Although he was born in Norwalk and operates Soundkeeper in the city, Norwalk was one of Backer’s first adversaries. In 1987, Backer — along with Kennedy and John Cronin of the Riverkeepers, as well as fisherman groups –sued numerous municipalities for Clean Water Act violations. Norwalk was the first city to settle and agreed to improve its sewer drainage treatment or face severe fines. The settlement also included an $87,000 payment to the Connecticut Coastal Fishermen’s Association. Half of that money was used to start a professional full-time protector of the Sound — and the Soundkeeper was born.
“It was so improbable,” he said. “But we captured people’s imagination.”
Backer grew up on Weed Avenue in West Norwalk when much of the surrounding property was farmland. Backer comes from a long line of farmers of a different sort. His family has been shellfishing on Long Island Sound for generations. Backer grew up in the family oyster and lobster business and eventually headed out to work the waters of Alaska and the West Coast.
He was in for a rude awakening when he returned to his beloved Long Island Sound. The water seemed much dirtier than he had remembered.
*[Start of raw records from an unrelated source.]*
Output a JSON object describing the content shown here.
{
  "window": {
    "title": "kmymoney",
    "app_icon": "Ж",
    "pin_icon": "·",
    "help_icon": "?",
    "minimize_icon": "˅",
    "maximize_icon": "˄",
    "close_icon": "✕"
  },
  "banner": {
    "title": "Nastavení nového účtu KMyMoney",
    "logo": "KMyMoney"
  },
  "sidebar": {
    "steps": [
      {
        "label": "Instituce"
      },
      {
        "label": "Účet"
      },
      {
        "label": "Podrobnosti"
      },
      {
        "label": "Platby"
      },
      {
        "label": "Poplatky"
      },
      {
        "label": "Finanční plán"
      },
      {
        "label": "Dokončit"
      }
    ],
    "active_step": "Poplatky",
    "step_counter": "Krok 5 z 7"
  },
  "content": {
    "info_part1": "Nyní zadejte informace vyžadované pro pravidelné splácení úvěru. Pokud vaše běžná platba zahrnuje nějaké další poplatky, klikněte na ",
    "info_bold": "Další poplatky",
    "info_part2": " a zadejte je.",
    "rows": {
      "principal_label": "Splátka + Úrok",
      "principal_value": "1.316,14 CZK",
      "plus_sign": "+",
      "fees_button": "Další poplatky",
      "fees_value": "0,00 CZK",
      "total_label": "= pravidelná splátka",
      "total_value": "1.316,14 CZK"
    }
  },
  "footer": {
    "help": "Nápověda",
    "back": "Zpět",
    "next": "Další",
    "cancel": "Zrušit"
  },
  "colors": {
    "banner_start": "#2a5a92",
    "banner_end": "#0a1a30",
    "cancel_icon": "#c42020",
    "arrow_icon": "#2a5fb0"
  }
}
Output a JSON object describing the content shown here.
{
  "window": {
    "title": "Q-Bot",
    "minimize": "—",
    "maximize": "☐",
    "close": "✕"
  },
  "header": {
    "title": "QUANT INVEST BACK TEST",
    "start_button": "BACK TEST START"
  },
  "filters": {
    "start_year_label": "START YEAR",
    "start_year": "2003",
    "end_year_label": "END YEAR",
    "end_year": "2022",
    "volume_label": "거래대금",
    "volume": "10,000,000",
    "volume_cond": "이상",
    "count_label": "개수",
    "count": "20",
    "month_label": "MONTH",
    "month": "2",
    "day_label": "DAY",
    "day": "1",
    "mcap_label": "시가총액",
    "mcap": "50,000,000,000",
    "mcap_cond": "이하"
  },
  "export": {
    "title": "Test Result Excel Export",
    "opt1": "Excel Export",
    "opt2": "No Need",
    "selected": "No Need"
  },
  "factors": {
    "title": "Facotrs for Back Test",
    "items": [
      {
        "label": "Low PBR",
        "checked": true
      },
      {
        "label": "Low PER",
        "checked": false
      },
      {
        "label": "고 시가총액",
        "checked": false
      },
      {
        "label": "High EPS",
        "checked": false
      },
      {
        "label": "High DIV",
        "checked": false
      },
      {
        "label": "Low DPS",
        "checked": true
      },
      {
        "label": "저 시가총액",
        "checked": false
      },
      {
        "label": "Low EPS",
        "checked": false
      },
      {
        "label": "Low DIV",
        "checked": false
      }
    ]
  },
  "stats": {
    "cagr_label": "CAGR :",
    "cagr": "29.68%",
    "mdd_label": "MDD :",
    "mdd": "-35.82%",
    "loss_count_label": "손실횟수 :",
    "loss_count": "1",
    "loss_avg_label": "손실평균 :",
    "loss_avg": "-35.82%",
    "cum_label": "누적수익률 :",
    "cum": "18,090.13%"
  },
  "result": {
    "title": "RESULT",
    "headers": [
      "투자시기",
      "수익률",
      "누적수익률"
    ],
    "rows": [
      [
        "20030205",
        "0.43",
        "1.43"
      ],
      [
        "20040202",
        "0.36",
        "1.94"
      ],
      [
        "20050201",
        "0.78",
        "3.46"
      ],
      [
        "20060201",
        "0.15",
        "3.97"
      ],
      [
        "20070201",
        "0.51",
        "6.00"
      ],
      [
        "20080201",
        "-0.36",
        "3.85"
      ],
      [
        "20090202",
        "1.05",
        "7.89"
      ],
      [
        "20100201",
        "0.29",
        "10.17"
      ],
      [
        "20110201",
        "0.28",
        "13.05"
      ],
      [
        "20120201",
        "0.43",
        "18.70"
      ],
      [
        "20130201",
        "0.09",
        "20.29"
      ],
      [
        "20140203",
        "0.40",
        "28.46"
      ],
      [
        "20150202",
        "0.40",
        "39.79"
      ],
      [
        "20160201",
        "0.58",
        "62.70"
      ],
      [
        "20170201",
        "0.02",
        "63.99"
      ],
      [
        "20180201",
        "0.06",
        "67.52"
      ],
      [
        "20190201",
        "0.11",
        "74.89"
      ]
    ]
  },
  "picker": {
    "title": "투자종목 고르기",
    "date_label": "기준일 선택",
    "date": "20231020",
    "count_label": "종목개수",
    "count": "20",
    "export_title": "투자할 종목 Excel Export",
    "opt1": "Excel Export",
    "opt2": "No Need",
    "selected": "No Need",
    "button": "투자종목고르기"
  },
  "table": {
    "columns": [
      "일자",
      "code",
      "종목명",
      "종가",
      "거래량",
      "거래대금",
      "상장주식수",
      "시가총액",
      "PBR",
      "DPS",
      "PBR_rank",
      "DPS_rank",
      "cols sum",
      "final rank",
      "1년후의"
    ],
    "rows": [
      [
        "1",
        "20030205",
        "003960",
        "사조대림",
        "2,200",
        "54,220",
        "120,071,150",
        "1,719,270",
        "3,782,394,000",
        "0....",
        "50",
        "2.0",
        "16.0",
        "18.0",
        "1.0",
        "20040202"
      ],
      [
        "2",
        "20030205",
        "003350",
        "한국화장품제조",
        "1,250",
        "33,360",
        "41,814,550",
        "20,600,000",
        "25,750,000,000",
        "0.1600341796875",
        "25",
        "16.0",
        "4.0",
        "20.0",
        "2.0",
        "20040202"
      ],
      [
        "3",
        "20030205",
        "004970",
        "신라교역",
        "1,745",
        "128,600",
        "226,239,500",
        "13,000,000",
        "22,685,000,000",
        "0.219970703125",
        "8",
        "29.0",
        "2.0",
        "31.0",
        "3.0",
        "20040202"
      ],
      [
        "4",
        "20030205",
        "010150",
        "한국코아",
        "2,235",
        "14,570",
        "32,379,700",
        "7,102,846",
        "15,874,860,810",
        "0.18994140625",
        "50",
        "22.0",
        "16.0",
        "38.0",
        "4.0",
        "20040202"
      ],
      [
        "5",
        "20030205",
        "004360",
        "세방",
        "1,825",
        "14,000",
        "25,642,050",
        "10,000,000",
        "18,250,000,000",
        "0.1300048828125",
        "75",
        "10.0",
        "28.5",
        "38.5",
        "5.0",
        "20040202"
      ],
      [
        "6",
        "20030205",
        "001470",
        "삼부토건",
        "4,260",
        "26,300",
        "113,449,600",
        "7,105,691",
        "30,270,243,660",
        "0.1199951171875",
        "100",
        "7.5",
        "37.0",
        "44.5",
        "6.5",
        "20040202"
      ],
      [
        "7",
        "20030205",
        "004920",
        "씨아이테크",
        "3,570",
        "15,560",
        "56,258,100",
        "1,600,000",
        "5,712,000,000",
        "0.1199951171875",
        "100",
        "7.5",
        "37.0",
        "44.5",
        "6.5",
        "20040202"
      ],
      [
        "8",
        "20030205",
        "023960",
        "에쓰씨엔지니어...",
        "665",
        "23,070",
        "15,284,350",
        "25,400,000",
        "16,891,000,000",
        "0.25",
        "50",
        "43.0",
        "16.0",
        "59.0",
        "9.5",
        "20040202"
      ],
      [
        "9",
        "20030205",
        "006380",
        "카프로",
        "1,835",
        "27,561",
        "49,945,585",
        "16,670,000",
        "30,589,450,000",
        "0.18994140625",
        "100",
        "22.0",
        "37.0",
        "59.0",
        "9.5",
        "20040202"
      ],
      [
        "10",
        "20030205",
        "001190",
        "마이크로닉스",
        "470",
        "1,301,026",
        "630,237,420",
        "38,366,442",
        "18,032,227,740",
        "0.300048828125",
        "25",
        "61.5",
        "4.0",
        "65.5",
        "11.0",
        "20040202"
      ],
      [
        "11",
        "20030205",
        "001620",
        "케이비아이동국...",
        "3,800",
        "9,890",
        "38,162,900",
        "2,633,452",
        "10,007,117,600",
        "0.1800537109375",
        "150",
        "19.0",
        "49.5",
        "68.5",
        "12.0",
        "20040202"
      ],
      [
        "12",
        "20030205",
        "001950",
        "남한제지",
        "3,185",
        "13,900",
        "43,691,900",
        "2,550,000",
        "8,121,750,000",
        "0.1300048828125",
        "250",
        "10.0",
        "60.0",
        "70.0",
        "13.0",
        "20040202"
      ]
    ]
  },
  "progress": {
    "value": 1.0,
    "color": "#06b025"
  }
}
Much of the water, in fact, was void of oxygen and had become toxic.
“I asked my father: ‘What is this crap in the water?’ He said: ‘Yup. That’s what it is.'” Backer recalled. ”
Not long after that Backer visited Nyack, a town on the Hudson River, to buy bait for his lobster pots. He was surprised at how much cleaner the Hudson River was compared to Long Island Sound.
“It looked great because of the progress made with the Riverkeepers,” Backer said.
Kennedy added: “Two days later John Cronin and I were in Norwalk at an oysterhouse. We sued almost everyone on the coast of Connecticut, I think.” That led to the settlement with Norwalk.
Twenty-five years later, the water of Long Island Sound is much better off by most measures. Oxygen levels are higher, municipalities have better sewage treatment centers and the fisheries are rebounding – but still not where many would like to see them. Backer calls the Sound an “amazingly resilient” body of water.
“The water is definitely way better,” longtime Norwalk oysterman Norm Bloom said. “But you need to keep an eye on it. It’s an endless battle. There’s a night and day difference in the water, but everyone has to chip in and help maintain it.”
Backer continues to fight the fight. He has been embroiled in a long brawl with Northport Power Plant on Long Island. Backer says the plant’s method of drawing water from the Sound kills countless fish and small animals. He also contends the water is too warm when it is returned to the Sound.
“They are whacking the food chain pretty hard,” Backer said.
The power plants claim they have made improvements over the years.
Backer is also a Democratic state representative from Stratford, a position he has held for more than 20 years. Kennedy recalls fondly Backer’s first trip to Hartford as a legislator.
“He didn’t even own a tie and there’s a rule in the Assembly that you have to wear a tie,” Kennedy said. “He borrowed a tie and just kind of stuck it over his head.” With all the election and environmental victories Backer has enjoyed over the years, perhaps his most impressive victory was successfully battling brain cancer a few years ago. He has spoken publically to support others battling the disease.
“I get a little tired here and there, but who doesn’t?” Backer said. “As long as the good Lord gives me the will. There’s still work to do. It’s not just 25 years of what we’ve been doing, but also where we are going. I’ve been thrilled and honored to take care of something that has taken care of my family for so long.”